Background
This project is about evolving the platform our production services run on. Our services are currently based on the outdated service-runner / service-template-node platform, which is a maintenance, development, and performance concern for us. We want to replace the platform, initially with a simpler, more performant one based on Node, and ultimately, one based on a more suitable runtime environment like Rust or Golang.
Approach
- We identify all the features of service-runner we are using
- We replace service-runner with service-utils or similar in our production services (still running Node)
- We create a wish-list of features we would like in the new service runner
- We decide on whether Rust or Go is the appropriate programming language to move to (in liaison with colleagues across the Foundation, per Selena. Work product is documenting rationale of choice)
- We prototype the initial build-out of the replacement service platform in the evaluator (still in Node)
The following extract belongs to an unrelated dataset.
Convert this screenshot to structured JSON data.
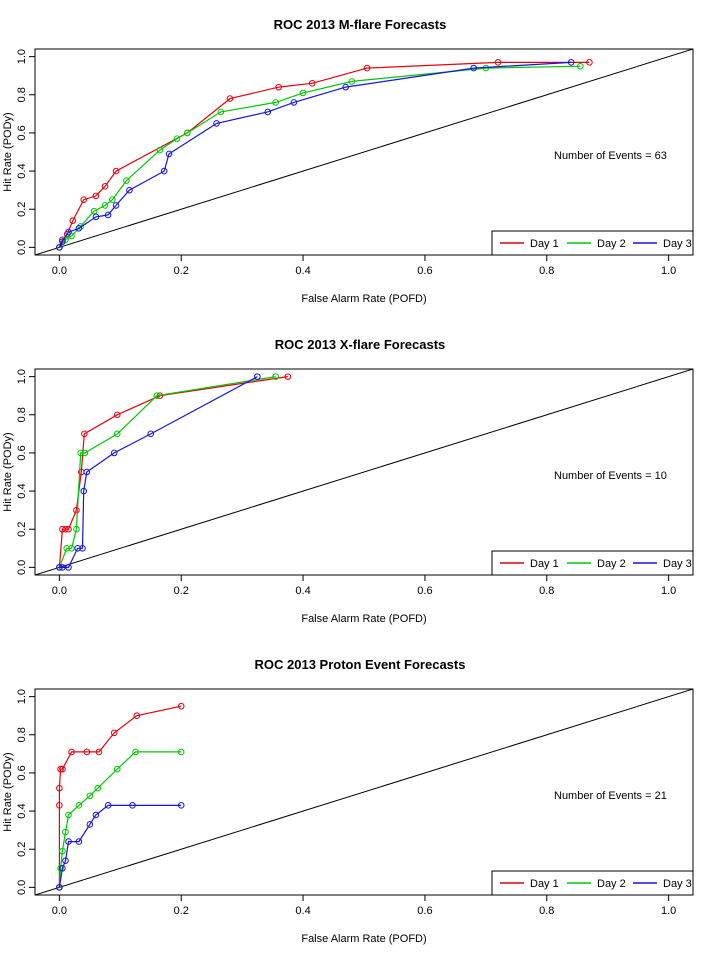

- Begin porting the evaluator code, starting with the WASM executor interaction; a deliverable here would be a PoC demonstrating how we will run the executors in the new programming language
- Migrate the subset of tests that are not related to service-level concerns and make them pass in the port's repository.
Acceptance Criteria/Success Metrics
- We are confident we understand the necessary parts of the service platform
- Our production routing, logs, and metrics continue to work as expected
- Our overhead load time in Node services is reduced by 5%(?)
- We have decided whether to adopt Rust or Go as a new language for the backend services.
- We have discussed with SRE all needed changes to container-level protections and sandboxing for the evaluator service and have redesigned our WASI management accordingly.
- We have prototyped the WASI/executor interaction and are testing some Python/JS function calls in CI.
Stretch Goal
- At least a stub service could be exposed in production.